The once widely held assumption that the Chinese government will always ensure the growth of the economy and its markets has now been shattered. Chinese investors, mostly mom-and-pop retail investors with little experience, piled money into the market on this belief, and at the government’s encouragement. They have lost over $3 trillion over the past few weeks; some have lost their entire life savings. Two investors have committed suicide.

Zhong Wei, an economist and professor at Beijing Normal University says government measures have, at best, only pulled the main indexes up in the last half an hour before market close, doing little to actually stabilize the market.

“A bailout needs unlimited liquidity, stabilized expectations and the commitment to protecting free trade,” he wrote in a column on Sina News. And Zhong says China does not fulfill any of these conditions. If things continue, he says, the only way out will be the complete closure of the market.

Calvin Tang, vice president at Vantage Capital, a Shanghai-based asset management company, believes government measures are counterproductive. At the moment, when stimulus measures push share prices up, investors just sell in order to cash out, causing prices to fall regardless, according to Tang. “It’s like a stampede. When one falls, everyone falls,” he says.

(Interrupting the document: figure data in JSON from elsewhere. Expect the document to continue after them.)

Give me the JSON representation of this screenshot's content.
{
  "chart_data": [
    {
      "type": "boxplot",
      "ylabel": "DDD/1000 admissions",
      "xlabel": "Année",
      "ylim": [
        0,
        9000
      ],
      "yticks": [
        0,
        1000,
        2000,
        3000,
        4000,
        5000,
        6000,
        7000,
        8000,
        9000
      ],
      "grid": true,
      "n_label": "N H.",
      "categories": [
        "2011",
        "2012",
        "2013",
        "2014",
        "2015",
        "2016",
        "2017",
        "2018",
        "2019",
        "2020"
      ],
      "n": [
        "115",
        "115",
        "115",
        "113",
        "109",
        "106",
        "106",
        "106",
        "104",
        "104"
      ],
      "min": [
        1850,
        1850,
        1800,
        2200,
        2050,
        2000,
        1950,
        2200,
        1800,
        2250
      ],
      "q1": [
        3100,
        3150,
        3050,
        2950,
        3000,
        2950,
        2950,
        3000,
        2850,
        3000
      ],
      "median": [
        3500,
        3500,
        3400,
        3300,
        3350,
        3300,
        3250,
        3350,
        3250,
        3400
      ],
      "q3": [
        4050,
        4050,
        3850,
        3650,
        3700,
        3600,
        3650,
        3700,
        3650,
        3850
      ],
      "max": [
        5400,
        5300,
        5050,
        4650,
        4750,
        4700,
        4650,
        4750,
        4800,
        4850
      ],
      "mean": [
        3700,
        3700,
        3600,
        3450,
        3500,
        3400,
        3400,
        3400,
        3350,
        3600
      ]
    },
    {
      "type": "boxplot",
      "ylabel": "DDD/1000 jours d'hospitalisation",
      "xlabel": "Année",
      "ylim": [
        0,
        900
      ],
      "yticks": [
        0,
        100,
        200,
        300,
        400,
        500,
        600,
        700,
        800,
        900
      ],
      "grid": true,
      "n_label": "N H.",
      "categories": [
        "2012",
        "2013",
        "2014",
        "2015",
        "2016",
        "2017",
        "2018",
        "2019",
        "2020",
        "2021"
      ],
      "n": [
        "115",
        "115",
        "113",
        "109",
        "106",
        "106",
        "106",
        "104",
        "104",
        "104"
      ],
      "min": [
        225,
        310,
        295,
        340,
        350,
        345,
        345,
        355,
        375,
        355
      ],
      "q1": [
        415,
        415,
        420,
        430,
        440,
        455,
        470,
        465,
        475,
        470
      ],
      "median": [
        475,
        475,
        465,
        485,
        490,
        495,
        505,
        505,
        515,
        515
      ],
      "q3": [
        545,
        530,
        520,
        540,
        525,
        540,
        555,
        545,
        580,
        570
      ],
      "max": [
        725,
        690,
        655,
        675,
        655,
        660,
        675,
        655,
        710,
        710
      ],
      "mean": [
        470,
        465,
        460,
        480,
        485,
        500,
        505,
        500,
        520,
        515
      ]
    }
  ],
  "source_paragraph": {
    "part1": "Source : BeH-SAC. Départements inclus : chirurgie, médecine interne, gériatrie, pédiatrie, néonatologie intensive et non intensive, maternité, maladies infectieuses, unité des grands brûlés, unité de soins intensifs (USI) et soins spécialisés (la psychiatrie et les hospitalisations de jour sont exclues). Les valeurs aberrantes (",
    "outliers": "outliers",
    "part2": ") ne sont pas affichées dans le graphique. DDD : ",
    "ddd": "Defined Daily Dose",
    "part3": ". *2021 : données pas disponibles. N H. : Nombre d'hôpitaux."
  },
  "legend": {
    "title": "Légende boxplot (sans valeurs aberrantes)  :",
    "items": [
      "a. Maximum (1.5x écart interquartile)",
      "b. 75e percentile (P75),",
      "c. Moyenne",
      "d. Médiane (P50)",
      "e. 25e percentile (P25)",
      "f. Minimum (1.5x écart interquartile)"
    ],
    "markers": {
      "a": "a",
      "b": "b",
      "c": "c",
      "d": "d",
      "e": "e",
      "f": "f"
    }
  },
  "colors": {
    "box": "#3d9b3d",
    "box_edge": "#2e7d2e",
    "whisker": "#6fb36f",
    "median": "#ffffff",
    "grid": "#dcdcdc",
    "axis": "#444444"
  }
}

Moreover, Tang says the government is more focused on bailing itself out, via buying shares of state-owned companies while neglecting small and mid-cap firms as well as private tech companies. “[The government] will not save the market, but save itself,” he says.

On the popular messaging app WeChat, users commented on the mass suspension of trading by companies today by circulating a photo of Deng Xiaoping, architect of China’s economic opening who once encouraged the establishment of the Chinese stock market by saying. “Capitalism can have stock markets, socialism can too… Let’s resolutely try and if it doesn’t turn out well, just shut them down!”